Well, there was a high demand as the card market started booming, then other card publishers came into business (Donruss and Fleer and some others) and they started releasing their cards in one big release early. That forced Topps to do it. The card market had been booming, with a healthy collectible business at that time. Then we ran into shortages and all of those things that those of us who were around remember, going to the local Costco and getting in line for that case of cards that was coming in.

What happened is a glut of cards hit the market, far more cards than the demand, and it killed that collectible market. You had all these card shops that had grown up during that card boom and they were looking for something else to put in their stores. That helped fuel that [comics] boom in the 90s. They started bringing in comics.  A lot of those stores were not really comics collectors and they started speculating on the comics much the same way they had speculated on the trading cards.

It contributed to the artificiality of that comics boom and we got a fever pitch for books that were selling 800,000 or 900,000 copies that were supposedly worth big dollars. We all know that anything that prints over 10,000 probably isn’t that collectible because there are a lot of them out there. As a retailer, books that used to demand high prices, they’d come in and we could buy them by the comic box full for very low prices because people were trying to get rid of their books. What that caused is a lot of people who bought those comics at a high price and then went to sell them back and found out they weren’t worth anything because every retailer had 25 of them in their backroom.

It created a disillusionment with the comic collecting business. Having been a retailer, it’s one of the reasons we stayed out of pushing the collectible aspects of comics. We’ve always pushed the trades and tried to keep the books affordable and easily obtainable. But then we had the collapse as a direct result of all of that speculating that came, partially fueled by the card speculation that went just before.
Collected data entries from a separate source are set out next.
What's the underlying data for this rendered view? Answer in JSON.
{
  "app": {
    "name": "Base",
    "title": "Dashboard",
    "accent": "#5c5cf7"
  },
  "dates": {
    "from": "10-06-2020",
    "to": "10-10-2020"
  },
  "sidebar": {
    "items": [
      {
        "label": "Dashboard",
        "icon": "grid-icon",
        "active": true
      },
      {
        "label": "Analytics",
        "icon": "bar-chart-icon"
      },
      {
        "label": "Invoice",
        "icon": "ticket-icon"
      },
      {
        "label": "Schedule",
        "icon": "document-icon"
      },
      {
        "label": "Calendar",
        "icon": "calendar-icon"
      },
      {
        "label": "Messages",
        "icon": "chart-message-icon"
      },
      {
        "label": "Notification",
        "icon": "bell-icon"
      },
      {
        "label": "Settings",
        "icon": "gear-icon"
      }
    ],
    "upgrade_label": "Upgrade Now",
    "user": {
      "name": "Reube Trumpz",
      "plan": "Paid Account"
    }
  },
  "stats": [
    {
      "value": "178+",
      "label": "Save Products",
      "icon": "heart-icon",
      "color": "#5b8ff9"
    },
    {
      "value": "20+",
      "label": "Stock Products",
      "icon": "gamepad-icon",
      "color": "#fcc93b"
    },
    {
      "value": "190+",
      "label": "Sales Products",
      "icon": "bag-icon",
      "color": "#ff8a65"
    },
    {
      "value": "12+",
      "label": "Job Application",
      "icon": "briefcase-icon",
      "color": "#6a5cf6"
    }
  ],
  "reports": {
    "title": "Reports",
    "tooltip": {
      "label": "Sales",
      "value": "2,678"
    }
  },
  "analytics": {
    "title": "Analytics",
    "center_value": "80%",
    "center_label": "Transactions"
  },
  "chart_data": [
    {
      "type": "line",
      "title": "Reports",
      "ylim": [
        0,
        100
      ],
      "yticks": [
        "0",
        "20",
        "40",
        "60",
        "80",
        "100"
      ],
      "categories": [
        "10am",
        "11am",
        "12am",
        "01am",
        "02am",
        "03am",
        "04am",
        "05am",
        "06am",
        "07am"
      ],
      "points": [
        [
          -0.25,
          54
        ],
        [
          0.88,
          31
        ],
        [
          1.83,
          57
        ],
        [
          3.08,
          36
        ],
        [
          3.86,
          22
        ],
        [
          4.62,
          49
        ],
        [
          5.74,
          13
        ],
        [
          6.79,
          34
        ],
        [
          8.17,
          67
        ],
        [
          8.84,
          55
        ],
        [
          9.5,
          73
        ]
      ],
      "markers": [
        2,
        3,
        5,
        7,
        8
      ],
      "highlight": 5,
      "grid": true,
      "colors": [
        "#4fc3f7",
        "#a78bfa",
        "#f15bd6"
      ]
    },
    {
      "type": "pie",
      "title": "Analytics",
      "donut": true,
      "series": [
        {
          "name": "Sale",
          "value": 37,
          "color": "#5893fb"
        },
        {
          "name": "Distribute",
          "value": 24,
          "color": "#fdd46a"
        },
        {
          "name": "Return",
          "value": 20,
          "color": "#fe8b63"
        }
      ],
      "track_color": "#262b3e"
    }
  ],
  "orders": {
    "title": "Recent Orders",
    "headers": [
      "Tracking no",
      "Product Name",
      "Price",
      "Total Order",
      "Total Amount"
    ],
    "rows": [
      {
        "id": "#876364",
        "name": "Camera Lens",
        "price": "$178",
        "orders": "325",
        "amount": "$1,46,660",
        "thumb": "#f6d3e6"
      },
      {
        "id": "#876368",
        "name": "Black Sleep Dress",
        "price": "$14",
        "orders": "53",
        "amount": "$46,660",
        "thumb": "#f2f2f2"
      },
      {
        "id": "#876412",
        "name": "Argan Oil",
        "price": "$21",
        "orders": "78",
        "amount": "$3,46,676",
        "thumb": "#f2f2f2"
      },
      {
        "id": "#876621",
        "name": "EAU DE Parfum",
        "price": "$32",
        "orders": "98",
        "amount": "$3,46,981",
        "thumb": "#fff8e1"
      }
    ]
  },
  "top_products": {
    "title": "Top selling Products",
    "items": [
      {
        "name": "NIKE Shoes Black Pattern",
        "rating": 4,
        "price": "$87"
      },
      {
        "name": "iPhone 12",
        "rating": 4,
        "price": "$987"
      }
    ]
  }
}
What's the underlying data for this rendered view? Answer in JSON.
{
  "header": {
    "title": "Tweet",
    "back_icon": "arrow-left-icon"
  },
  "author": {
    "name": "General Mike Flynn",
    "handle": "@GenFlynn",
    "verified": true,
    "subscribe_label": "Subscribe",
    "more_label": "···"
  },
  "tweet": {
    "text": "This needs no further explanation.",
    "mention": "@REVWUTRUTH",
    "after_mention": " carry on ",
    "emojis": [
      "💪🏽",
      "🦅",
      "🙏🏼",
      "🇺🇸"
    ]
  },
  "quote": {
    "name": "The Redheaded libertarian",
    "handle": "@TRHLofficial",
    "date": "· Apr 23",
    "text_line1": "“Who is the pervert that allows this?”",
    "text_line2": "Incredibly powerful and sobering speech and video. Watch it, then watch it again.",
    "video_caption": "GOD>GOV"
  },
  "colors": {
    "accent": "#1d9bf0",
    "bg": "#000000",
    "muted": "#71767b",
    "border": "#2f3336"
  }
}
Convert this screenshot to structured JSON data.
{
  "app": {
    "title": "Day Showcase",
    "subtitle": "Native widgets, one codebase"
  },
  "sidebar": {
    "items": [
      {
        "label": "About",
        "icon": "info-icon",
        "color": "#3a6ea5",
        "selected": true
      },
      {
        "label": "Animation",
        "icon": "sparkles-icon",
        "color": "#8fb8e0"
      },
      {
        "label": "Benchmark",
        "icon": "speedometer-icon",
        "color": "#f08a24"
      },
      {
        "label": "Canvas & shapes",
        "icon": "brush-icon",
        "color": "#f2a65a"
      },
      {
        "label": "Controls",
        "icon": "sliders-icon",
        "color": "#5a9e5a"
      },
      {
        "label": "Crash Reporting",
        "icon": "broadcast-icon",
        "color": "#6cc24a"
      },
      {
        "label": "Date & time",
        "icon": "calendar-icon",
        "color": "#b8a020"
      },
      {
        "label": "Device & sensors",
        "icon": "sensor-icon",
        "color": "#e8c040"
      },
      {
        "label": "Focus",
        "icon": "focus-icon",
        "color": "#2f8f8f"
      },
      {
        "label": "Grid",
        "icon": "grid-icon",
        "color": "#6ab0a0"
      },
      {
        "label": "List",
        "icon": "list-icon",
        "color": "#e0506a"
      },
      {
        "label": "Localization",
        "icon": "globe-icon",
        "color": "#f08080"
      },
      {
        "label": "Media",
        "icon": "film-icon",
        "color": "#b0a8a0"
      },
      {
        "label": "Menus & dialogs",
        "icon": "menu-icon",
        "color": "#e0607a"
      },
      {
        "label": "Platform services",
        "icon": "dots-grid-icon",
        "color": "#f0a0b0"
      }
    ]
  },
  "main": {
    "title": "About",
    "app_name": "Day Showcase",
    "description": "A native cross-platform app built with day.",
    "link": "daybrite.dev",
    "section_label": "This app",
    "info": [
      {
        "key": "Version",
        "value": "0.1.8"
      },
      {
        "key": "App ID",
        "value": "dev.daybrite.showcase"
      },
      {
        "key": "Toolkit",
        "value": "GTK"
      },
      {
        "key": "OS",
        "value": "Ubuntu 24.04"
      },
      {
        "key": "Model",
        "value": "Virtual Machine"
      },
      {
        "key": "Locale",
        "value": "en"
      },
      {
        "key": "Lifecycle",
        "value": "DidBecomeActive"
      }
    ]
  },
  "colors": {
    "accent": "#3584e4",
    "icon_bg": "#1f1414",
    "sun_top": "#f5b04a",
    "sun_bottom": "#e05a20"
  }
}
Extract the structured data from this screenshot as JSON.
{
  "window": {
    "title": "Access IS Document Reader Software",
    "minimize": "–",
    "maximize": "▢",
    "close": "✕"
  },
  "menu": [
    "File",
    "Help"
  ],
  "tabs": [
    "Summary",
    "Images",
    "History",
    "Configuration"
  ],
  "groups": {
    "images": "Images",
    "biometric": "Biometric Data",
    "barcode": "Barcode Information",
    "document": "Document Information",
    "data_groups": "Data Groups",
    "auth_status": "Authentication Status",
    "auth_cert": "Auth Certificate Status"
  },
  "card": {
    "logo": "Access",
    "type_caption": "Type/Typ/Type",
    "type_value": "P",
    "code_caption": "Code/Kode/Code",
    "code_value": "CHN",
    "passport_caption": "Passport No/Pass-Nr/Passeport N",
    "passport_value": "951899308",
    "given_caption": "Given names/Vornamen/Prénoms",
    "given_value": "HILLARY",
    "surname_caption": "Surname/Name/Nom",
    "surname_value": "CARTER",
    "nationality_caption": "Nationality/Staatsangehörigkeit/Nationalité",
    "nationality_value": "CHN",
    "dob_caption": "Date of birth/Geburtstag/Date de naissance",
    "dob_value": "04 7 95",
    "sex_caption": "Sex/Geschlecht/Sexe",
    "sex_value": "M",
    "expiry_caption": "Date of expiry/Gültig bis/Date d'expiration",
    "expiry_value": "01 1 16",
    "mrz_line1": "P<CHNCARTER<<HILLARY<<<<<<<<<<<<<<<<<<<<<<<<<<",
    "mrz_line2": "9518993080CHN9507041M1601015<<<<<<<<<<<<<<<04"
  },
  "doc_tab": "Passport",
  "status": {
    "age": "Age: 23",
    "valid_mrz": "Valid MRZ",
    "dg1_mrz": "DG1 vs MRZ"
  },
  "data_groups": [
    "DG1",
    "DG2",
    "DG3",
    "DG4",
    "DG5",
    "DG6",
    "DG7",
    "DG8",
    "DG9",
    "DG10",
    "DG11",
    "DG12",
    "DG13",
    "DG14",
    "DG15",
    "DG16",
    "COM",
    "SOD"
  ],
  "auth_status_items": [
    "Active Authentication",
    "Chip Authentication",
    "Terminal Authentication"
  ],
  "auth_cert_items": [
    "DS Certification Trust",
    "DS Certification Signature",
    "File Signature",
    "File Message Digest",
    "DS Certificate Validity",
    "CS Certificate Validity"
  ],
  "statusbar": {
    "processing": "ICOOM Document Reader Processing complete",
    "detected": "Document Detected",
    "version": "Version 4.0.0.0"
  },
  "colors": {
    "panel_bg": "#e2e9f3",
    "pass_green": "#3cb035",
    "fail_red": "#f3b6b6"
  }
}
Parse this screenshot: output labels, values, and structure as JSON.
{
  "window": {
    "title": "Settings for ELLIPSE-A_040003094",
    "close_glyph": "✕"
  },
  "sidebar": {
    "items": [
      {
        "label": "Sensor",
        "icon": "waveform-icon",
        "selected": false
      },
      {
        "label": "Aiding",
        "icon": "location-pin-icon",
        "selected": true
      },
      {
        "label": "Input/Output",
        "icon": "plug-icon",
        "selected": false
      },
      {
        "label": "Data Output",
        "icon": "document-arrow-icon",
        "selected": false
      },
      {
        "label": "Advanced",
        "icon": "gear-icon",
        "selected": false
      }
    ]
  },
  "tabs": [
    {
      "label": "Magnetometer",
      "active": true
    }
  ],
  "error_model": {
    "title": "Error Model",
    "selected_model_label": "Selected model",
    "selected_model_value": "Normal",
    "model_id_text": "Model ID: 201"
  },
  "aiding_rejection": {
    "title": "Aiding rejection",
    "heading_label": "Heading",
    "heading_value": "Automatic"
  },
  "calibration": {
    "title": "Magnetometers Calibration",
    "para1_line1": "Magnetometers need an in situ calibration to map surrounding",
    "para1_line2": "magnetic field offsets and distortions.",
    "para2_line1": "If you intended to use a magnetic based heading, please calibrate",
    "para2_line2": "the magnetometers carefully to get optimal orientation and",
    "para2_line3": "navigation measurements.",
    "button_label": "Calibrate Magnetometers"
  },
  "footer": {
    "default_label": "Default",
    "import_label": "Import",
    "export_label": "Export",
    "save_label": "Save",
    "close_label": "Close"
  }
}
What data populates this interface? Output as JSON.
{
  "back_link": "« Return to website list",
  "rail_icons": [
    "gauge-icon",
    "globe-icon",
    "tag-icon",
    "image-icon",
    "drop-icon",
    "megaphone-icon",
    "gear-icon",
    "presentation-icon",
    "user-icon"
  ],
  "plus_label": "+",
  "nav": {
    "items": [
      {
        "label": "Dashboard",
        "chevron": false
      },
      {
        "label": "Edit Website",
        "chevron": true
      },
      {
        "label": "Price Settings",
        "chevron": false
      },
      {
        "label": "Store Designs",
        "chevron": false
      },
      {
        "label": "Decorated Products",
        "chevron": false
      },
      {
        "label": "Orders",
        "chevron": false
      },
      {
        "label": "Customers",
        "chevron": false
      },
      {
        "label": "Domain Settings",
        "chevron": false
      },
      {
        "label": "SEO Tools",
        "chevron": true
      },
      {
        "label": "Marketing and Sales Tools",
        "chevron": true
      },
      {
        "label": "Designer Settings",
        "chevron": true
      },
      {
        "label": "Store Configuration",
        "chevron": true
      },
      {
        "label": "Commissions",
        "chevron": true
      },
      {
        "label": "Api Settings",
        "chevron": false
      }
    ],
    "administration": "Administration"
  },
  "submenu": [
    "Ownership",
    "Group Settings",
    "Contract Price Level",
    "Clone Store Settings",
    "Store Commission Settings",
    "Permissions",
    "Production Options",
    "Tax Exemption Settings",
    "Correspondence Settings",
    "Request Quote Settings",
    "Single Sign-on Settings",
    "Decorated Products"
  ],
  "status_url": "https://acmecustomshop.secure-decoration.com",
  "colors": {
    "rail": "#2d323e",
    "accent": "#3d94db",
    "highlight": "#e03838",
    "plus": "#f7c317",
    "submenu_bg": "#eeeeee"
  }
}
Even with that boom and bust in the middle, there still have to be a lot more comic stores today than there were in 86, aren’t there?
It was such an exciting time; 86 was another boom in comics that is pretty much forgotten now.  It was the black and white boom, and it’s what allowed Dark Horse to come into the business.  Basically, because of the direct sales market and Phil Seuling’s idea of non-returnable comics, the direct sales market was really starting to go at that point. You had a lot of comic creators that were eager to do something different than what had been done by basically Marvel and DC, which of course dominated the industry then as they do now. You saw a lot of new fans coming in because of new types of work that were being distributed into the direct sales market.

A company like Dark Horse could never have started before that, because in the ID distribution system, you might print 100,000 comics and sell 10,000, and whatever you didn’t sell was all returnable, so that’s a bad business model. What the direct sales market did was allow a publisher to come into business, solicit the book, and then print exactly what he had sold. That how Dark Horse was started, we had Dark Horse Presents #1. We had hoped to sell 10,000 copies, that was our break-even at the time, and we sold 50,000 copies, so we could print 55,000 and know that we were making a lot of money. We jumped right on board and followed that up with a book that we did with Jim Smith, a book called Boris the Bear, and that sold 80,000 copies.

Using that non-returnable, direct sales market, we were able to get a foothold to build off and we just added titles as the years went by.

Bookstore distribution these days is a big part of our business for a variety of reasons. The culture has changed, and by that I mean, not the comics culture, but our pop culture has changed. Bookstores are more willing to carry graphic novels, as you can see in any bookstore.  We have a population that is older, has more disposable income, and is more willing to buy graphic novels, so it’s changed the market pretty dramatically.